10.Current Practice Patterns of Endoscopic Ultrasound-Guided Tissue Sampling for Pancreatic Solid Mass in Korea: Outcomes of a National Survey
Dong-Won AHN ; Hyung Ku CHON ; Sung-Hoon MOON ; Sang Wook PARK ; Woo Hyun PAIK ; Chang Nyol PAIK ; Byoung Kwan SON ; Tae Jun SONG ; Eaum Seok LEE ; Yun Nah LEE ; Yoon Suk LEE ; Jae Min LEE ; Tae Joo JEON ; Chang Hwan PARK ; Kwang Bum CHO ; Dong Wook LEE ; Hong Ja KIM ; Seung Bae YOON ; Kwang Hyun CHUNG ; Jin-Seok PARK
Gut and Liver 2023;17(2):328-336
		                        		
		                        			 Background/Aims:
		                        			Although endoscopic ultrasound (EUS)-guided fine needle aspiration (FNA) and fine needle biopsy (FNB) are widely used for tissue acquisition of pancreatic solid mass, the optimal strategy of this procedure has not been established yet. The aim of this nationwide study was to investigate the current practice patterns of EUS-FNA/FNB for pancreatic solid mass in Korea. 

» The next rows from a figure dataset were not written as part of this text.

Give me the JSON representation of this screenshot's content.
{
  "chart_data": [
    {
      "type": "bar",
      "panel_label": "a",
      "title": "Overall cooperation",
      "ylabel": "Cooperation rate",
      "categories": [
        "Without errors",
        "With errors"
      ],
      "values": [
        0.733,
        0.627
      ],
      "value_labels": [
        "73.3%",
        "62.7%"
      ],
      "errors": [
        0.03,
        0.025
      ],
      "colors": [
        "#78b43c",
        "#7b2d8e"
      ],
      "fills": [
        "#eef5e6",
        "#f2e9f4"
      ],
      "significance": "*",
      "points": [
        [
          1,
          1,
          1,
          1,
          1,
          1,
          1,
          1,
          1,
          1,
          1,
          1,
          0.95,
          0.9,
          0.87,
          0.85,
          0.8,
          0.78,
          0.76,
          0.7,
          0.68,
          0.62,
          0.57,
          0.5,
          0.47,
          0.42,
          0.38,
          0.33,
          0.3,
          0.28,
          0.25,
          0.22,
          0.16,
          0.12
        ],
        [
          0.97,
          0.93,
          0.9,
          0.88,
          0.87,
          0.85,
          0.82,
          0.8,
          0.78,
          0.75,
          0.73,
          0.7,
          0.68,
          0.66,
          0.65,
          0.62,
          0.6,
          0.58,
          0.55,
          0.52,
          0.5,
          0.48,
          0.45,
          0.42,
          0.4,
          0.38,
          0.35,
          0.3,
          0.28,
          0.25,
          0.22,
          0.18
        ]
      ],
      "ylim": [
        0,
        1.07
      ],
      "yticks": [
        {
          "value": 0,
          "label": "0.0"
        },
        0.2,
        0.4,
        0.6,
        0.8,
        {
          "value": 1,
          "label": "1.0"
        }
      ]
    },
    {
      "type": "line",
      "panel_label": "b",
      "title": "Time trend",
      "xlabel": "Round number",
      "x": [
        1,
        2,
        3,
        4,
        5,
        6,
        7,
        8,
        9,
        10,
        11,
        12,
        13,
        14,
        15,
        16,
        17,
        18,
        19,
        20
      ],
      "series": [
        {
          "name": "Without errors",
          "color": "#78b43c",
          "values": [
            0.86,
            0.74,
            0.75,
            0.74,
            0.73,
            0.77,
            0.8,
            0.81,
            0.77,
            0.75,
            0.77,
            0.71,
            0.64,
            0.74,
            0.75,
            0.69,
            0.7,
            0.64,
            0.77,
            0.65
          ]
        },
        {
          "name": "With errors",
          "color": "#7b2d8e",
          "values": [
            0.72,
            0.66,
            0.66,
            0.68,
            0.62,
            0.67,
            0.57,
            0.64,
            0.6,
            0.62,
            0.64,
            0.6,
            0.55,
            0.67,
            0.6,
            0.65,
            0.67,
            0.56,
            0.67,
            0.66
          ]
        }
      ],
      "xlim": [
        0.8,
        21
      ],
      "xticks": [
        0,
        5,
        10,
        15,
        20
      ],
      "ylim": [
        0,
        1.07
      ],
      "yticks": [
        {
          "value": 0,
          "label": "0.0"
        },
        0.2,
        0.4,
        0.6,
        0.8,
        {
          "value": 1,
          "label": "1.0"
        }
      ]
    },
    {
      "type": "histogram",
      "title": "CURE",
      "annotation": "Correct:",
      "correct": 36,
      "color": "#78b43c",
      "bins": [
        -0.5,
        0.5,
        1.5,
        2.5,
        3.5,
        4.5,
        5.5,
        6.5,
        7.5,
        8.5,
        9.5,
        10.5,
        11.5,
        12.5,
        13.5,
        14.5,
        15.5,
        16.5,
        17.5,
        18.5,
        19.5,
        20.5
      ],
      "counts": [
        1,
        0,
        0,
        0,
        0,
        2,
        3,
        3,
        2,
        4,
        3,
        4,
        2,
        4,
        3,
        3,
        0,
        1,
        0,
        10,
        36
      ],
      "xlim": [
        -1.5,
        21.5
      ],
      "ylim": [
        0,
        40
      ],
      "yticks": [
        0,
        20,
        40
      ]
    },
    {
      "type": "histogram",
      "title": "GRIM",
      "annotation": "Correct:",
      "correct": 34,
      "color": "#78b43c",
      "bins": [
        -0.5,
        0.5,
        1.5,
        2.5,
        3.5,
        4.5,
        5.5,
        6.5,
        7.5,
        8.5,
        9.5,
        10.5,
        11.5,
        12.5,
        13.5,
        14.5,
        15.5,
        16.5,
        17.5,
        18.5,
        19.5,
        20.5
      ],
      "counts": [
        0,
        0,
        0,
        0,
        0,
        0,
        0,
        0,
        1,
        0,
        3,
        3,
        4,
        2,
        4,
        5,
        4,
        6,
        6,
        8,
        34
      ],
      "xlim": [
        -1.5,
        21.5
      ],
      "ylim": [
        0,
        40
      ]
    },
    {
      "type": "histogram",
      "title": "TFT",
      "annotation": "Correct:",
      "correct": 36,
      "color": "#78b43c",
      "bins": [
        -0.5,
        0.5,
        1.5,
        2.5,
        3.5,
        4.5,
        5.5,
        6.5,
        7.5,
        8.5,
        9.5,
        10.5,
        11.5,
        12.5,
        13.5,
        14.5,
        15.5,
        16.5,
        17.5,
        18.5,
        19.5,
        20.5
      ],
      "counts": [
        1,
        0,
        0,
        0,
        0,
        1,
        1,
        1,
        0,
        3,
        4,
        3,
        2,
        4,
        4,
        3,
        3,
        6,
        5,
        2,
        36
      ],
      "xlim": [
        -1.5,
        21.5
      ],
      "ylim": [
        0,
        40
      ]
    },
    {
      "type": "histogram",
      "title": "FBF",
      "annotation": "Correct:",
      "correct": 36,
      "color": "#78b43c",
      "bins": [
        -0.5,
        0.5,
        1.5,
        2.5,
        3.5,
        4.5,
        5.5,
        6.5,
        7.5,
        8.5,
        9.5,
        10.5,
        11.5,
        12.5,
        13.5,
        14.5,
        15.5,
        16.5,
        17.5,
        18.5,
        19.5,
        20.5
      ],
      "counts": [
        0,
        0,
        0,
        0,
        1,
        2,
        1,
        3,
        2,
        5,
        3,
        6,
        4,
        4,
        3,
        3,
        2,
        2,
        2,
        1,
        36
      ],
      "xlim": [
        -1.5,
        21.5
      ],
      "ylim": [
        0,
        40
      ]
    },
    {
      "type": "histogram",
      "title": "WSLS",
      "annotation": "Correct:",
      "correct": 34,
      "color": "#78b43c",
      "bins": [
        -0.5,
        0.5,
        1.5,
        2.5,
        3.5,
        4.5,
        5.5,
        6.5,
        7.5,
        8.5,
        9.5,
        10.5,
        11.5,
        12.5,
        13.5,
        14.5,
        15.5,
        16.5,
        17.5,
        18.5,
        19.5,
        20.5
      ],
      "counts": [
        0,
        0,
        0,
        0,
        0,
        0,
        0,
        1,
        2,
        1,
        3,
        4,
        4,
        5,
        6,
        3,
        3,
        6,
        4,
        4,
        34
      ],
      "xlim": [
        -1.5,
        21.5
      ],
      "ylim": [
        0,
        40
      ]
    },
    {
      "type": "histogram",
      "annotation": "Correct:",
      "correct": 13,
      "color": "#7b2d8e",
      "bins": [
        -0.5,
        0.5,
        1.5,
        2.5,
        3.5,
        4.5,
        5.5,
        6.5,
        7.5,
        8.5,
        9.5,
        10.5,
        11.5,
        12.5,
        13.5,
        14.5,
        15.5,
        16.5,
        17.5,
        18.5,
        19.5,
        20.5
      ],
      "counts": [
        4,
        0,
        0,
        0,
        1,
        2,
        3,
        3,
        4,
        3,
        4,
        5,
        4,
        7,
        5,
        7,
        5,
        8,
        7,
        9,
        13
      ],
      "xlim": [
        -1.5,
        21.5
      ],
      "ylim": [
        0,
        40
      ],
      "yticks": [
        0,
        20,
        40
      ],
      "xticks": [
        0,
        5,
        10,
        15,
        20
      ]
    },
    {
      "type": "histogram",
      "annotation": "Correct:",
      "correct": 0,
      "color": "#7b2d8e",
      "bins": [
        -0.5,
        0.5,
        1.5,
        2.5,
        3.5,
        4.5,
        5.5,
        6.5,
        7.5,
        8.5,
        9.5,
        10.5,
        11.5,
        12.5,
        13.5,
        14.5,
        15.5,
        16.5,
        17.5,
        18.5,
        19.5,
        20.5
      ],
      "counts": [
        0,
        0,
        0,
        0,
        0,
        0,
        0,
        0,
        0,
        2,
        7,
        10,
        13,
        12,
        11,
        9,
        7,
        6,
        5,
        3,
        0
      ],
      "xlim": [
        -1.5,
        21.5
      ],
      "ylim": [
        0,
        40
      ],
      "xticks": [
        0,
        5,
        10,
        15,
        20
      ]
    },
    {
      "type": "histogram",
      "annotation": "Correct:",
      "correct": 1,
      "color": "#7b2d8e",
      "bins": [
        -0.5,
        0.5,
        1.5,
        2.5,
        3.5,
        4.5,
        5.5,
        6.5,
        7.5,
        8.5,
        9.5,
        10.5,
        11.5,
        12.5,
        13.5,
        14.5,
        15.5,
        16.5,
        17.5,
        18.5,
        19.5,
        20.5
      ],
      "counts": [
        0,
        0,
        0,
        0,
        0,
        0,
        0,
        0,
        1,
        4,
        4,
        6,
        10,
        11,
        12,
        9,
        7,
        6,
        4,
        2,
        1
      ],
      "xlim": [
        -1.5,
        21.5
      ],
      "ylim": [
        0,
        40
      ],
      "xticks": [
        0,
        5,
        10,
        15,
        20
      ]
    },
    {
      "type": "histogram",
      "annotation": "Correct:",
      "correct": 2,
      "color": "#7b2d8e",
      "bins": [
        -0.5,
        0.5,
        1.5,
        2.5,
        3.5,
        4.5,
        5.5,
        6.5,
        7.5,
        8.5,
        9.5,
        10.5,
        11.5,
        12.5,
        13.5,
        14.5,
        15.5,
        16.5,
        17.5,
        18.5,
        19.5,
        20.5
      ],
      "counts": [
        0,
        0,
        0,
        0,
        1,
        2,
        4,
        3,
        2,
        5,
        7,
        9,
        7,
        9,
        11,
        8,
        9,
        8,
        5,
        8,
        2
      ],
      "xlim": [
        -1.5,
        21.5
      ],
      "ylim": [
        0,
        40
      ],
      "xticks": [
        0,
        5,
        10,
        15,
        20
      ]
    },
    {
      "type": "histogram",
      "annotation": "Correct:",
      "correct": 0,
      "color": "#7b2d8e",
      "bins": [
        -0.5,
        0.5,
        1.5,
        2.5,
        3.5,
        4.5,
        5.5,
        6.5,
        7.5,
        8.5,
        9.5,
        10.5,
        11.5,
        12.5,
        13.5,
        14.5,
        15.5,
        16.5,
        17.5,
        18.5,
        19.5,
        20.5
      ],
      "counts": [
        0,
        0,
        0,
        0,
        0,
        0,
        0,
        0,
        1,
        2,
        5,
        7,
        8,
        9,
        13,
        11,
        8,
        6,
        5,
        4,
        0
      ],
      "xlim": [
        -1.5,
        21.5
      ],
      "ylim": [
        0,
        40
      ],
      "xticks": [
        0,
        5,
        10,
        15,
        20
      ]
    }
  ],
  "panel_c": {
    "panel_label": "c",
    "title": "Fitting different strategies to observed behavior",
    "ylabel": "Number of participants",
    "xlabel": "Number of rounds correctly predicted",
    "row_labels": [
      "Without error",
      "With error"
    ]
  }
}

		                        		
		                        			Methods:
		                        			The Policy-Quality Management of the Korean Pancreatobiliary Association (KPBA) developed a questionnaire containing 22 questions. An electronic survey consisting of the questionnaire was distributed by e-mail to members registered to the KPBA. 
		                        		
		                        			Results:
		                        			A total of 101 respondents completed the survey. Eighty respondents (79.2%) performed preoperative EUS-FNA/FNB for operable pancreatic solid mass. Acquire needles (60.4%) were used the most, followed by ProCore needles (47.5%). In terms of need size, most respondents (>80%) preferred 22-gauge needles regardless of the location of the mass. Negative suction with a 10-mL syringe (71.3%) as sampling technique was followed by stylet slow-pull (41.6%). More than three needle passes for EUS-FNA/FNB was performed by most respondents (>80%). The frequency of requiring repeated procedure was significantly higher in respondents with a low individual volume (<5 per month, p=0.001). Prophylactic antibiotics were routinely used in 39 respondents (38.6%); rapid on-site pathologic evaluation was used in 6.1%. 
		                        		
		                        			Conclusions
		                        			According to this survey, practices of EUS-FNA/FNB for pancreatic solid mass varied substantially, some of which differed considerably from the recommendations present in existing guidelines. These results suggest that the development of evidence-based quality guidelines fitting Korean clinical practice is needed to establish the optimal strategy for this procedure.